E cá estou eu, para mais uma Bienal do Livro, de Sampa. Dessa vez, para evitar problemas, tirei cópia da identidade, evitei lenços e écharpes na bagagem, e comprei, via Internet, as passagens de ida e volta com uma antecedência de mais de 15 dias.
Tudo bem, tudo certo.
Arrumei as malas de véspera, minha e de minha filha, que também já está escrevendo, e já nutre a mesma paixão da mãe pelas bienais do livro.
Acordei cedinho, fiz o nosso desjejum, e liguei para a companhia de táxi, para que nos buscassem 1 hora e meia antes da previsão de vôo.
Às nove, em ponto, a empresa avisa que o táxi já estava à minha disposição, na porta do prédio.
Conferi tudo, chequei todos os detalhes, e rumamos para o aeroporto Santos Dummont.
No caminho, na Avenida Presidente Vargas, pudemos observar a fila de fiéis nas proximidades da Igreja de São Jorge, santo do dia. Quase todos vestindo vermelho, a cor do santo.
Não bastasse isso, o motorista, uma simpatia, deixa o rádio sintonizado no Padre Marcelo Rossi.
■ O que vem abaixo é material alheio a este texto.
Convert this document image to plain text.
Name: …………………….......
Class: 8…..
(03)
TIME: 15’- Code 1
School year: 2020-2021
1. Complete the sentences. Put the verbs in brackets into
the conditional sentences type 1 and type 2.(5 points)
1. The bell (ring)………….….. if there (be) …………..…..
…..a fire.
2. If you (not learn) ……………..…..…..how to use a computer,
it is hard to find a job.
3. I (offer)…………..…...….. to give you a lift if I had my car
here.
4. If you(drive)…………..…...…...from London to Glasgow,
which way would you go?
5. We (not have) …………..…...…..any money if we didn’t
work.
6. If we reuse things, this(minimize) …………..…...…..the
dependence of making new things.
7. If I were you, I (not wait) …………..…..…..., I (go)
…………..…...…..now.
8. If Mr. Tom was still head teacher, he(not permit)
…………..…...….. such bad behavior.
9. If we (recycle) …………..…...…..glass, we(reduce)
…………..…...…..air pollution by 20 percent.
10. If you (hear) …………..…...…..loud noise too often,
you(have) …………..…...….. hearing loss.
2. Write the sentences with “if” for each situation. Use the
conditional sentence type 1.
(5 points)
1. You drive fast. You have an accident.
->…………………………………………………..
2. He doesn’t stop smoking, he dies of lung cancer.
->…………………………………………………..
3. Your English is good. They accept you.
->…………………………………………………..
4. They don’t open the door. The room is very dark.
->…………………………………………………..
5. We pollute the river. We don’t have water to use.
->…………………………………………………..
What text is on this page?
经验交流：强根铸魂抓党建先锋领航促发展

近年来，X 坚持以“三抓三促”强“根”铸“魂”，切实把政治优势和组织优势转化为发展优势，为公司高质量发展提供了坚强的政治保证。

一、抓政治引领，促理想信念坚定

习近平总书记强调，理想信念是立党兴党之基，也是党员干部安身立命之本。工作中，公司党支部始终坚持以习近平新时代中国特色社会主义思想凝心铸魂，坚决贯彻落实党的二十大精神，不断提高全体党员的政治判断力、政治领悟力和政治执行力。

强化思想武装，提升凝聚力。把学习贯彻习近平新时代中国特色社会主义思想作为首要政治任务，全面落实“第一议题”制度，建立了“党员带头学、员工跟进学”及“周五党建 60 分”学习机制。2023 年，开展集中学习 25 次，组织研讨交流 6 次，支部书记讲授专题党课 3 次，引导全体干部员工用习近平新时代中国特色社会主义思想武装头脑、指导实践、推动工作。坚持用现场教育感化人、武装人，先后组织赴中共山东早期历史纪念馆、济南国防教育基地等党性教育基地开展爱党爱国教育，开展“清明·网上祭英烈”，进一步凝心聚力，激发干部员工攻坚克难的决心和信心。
Senti-me, de certo modo, abençoada naquele momento.
Chegamos no guichê da VASP, para check in, às 09:15 horas.
Toda serelepe, apresentei minha reserva ao Jorge, funcionário com olhos doces e arteiros, cumprimentando-o pelo seu dia.
No balcão, mais três atendentes jovens, risonhos e derretidos, cheios de atenção para mãe e filha.
Começo a reparar na expressão preocupada do nosso “Ogum” (ou Oxóssi, segundo o candomblé), olhando fixamente para o monitor, com as sobrancelhas erguidas, uma acima da altura da outra, revelando inquietação.
Um friozinho sem vergonha já me percorria a espinha. Que diabos! Oh, perdão, São Jorge! Que coisa!
Ouso perguntar assim, muito despretensiosamente, o que estaria acontecendo. Nosso afro-descendente Jorjão me encara com fisionomia aflita, e diz que meu vôo havia sido cancelado.
Tchan!
De novo, não!!!
Isso é karma de Bienal!!!
Perguntei, na boa, o que significava aquilo, na prática. Ele responde que o máximo que poderia fazer seria me encaixar em outro vôo da companhia.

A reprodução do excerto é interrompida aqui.